I.S.B.N.: 978-84-9170-426-3

 

Conversión ebook: MT Color & Diseño, S.L.

Índice

 

Portadilla

Créditos

Índice

Dedicatoria

Capítulo 1

Capítulo 2

Capítulo 3

Capítulo 4

Capítulo 5

Capítulo 6

Capítulo 7

Capítulo 8

Capítulo 9

Capítulo 10

Capítulo 11

Capítulo 12

 

 

A Faye Ashley.

Ahora tendrás que dejarme el brazalete

Capítulo 1

 

—Marge, esta es su oportunidad de ganar diez mil dólares. ¿Preparada?

Marge Whittier, una maestra de Kansas City con cuarenta y ocho años y dos nietos, se removió en su silla. Los focos brillaban, el tambor redoblaba y la posibilidad de que Marge se mareara aumentaba a cada momento.

—Preparada.

—Buena suerte, Marge. El reloj empezará a correr cuando elija usted el primer número. Adelante.

Marge tragó saliva, se estremeció y eligió el número seis. Los sesenta segundos comenzaron a correr, y la tensión fue aumentando a medida que Marge y su compañera, una celebridad, se estrujaban las neuronas para hallar la respuesta acertada a cada pregunta. Contestaron en un periquete a preguntas tales como quién fundó el psicoanálisis y cuántas yardas tiene una milla, pero de pronto se pararon en seco. ¿Qué elemento químico contienen todos los compuestos orgánicos?

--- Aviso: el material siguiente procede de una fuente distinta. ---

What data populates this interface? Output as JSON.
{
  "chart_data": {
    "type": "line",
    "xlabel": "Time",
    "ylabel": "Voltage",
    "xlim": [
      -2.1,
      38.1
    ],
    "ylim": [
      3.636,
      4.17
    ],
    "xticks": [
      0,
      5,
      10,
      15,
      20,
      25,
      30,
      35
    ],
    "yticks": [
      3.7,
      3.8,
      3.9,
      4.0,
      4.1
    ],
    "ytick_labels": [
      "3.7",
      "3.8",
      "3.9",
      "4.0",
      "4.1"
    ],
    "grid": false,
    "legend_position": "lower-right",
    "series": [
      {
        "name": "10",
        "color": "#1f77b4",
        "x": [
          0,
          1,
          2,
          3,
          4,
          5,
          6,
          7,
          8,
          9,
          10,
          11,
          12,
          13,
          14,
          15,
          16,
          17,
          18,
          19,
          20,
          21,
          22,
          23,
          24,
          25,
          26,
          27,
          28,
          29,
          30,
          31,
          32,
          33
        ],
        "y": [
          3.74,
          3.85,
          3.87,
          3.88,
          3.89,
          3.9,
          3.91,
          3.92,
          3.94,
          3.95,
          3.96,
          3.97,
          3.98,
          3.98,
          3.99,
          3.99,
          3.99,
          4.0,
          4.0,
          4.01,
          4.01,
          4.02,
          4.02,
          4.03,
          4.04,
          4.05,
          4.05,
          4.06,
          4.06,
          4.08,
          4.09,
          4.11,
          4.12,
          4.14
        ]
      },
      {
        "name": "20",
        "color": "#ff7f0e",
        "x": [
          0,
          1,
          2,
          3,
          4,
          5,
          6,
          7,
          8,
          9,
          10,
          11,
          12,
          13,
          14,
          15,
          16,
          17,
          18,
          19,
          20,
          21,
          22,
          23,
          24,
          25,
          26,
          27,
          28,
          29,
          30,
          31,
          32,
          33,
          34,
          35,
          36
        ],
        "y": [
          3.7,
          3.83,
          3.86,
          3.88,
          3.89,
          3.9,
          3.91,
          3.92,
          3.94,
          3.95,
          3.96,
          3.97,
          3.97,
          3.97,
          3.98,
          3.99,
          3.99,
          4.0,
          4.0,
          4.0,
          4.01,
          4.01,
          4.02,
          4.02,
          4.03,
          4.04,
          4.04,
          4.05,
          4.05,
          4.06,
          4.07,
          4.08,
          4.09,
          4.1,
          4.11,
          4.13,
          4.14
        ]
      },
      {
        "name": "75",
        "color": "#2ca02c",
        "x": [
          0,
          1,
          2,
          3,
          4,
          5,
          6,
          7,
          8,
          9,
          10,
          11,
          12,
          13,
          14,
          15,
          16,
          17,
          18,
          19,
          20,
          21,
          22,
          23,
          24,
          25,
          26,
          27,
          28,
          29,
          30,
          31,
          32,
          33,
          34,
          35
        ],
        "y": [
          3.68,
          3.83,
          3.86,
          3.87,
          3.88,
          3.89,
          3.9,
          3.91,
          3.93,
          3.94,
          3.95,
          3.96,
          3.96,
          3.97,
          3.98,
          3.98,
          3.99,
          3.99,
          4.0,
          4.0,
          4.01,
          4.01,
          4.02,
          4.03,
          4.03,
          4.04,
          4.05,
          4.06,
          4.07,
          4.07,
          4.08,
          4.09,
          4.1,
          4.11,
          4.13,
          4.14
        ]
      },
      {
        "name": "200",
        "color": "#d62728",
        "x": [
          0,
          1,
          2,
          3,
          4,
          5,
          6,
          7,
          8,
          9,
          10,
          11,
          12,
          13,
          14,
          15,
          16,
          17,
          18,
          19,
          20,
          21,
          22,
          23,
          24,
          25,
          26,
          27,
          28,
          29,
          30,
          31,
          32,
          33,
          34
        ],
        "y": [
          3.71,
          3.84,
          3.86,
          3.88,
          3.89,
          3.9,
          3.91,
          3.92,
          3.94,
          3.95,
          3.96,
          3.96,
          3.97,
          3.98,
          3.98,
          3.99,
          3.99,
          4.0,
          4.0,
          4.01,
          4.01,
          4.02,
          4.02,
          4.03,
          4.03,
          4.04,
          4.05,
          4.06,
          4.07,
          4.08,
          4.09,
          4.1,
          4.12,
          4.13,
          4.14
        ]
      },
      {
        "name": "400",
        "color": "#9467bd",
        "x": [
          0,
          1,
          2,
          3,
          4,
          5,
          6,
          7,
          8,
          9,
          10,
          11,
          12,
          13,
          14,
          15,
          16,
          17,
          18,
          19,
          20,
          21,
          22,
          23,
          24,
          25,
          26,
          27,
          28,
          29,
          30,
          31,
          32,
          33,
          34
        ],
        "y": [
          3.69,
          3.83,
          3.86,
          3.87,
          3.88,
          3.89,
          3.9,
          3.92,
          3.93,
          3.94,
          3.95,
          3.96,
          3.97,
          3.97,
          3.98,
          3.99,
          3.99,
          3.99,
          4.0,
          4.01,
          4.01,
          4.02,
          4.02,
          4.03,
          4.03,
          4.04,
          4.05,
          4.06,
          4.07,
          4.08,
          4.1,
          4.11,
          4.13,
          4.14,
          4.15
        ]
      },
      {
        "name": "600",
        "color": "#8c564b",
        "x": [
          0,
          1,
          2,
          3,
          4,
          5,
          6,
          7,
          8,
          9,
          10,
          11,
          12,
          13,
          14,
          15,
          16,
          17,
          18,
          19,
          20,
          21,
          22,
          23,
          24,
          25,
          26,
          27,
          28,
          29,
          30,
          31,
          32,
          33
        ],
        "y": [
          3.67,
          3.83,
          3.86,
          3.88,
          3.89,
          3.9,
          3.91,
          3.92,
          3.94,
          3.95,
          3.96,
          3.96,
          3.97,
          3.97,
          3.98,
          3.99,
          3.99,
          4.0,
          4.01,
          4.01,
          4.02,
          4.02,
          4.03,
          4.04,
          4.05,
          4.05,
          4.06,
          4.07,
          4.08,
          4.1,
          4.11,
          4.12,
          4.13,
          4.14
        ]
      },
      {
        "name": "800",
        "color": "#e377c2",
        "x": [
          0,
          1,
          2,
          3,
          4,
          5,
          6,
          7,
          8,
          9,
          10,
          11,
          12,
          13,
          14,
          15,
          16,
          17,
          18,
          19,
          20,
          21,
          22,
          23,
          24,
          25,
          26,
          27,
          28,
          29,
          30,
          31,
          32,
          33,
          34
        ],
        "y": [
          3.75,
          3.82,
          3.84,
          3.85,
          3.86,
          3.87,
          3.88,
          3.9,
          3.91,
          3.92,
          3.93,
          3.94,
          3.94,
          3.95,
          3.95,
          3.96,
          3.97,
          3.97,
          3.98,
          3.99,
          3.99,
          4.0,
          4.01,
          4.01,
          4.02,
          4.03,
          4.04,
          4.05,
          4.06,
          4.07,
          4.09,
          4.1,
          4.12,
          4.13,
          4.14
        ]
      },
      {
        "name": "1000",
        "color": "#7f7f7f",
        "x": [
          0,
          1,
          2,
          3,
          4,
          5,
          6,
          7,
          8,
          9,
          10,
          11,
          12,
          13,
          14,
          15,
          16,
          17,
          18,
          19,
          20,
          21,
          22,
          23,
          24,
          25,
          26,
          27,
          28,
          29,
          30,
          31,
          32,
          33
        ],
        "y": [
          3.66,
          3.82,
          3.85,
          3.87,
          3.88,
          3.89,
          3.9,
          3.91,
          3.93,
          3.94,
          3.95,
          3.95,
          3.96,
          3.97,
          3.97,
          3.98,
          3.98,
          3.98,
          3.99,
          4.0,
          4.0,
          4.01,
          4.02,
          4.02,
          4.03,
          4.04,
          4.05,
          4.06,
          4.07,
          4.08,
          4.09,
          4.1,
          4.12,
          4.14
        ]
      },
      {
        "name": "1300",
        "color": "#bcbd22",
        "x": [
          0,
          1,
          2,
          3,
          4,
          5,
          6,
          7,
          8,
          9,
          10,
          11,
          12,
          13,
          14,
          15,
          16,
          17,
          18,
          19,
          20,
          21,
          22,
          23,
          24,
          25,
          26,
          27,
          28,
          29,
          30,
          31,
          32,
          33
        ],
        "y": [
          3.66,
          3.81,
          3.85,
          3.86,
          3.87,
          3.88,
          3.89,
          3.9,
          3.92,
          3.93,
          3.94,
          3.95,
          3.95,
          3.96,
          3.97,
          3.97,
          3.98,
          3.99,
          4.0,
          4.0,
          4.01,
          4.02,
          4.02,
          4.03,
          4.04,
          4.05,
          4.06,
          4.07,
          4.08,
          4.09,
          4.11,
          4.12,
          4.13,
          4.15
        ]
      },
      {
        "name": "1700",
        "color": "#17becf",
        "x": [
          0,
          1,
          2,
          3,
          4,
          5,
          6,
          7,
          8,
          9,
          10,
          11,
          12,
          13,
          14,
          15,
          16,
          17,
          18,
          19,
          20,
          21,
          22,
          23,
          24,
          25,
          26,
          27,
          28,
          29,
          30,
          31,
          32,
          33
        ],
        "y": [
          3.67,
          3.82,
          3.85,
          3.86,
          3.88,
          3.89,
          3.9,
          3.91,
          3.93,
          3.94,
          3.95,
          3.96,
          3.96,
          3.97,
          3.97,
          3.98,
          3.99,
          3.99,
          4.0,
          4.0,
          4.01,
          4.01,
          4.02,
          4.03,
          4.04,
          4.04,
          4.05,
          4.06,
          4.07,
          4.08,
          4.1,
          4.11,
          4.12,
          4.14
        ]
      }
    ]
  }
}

Marge se puso pálida y le temblaron los labios. Era profesora de lengua, sabía algo de historia y era un hacha en cuestión de cine, pero las ciencias no eran su fuerte. Miró con expresión suplicante a su compañera, más conocida por su ingenio que por su cultura. Los preciados segundos fueron pasando. La campana sonó mientras titubeaban, y a Marge se le escaparon diez mil dólares entre los sudorosos dedos.

El público del estudio rugió, decepcionado.

—Lástima, Marge —John Jay Johnson, el presentador, un tipo alto y relamido, posó su mano sobre el hombro de la concursante. Su voz bella y sinuosa expresaba la mezcla justa de desilusión y esperanza—. Has estado en un tris. Pero, con ocho respuestas correctas, añades otros ochocientos dólares a tu marcador. ¡Impresionante! —sonrió a la cámara—. Volvemos después de una pausa publicitaria para sumar las ganancias de Marge y darles la respuesta correcta a la pregunta. Quédense con nosotros.

Entró la música. John Jay dejó a mano su sonrisa paternalista y aprovechó la pausa de noventa segundos para acercarse a la bella celebridad.

—Será capullo —masculló Johanna.

La pena era que el aspecto de galán y las maneras untuosas de John Jay mantenían alto el índice de audiencia de ¡Alerta!, y Johanna lo sabía. Como productora ejecutiva, había tenido que resignarse a aceptar a John Jay como parte del decorado. Miró el segundero de su reloj y se acercó a las perdedoras. Compuso una sonrisa, las felicitó y les expresó su simpatía al tiempo que intentaba tranquilizarlas. Las necesitaba delante de la cámara para el final del programa.

—Entramos en cinco —anunció, y dio la señal para que entraran los aplausos y la música—. En el aire.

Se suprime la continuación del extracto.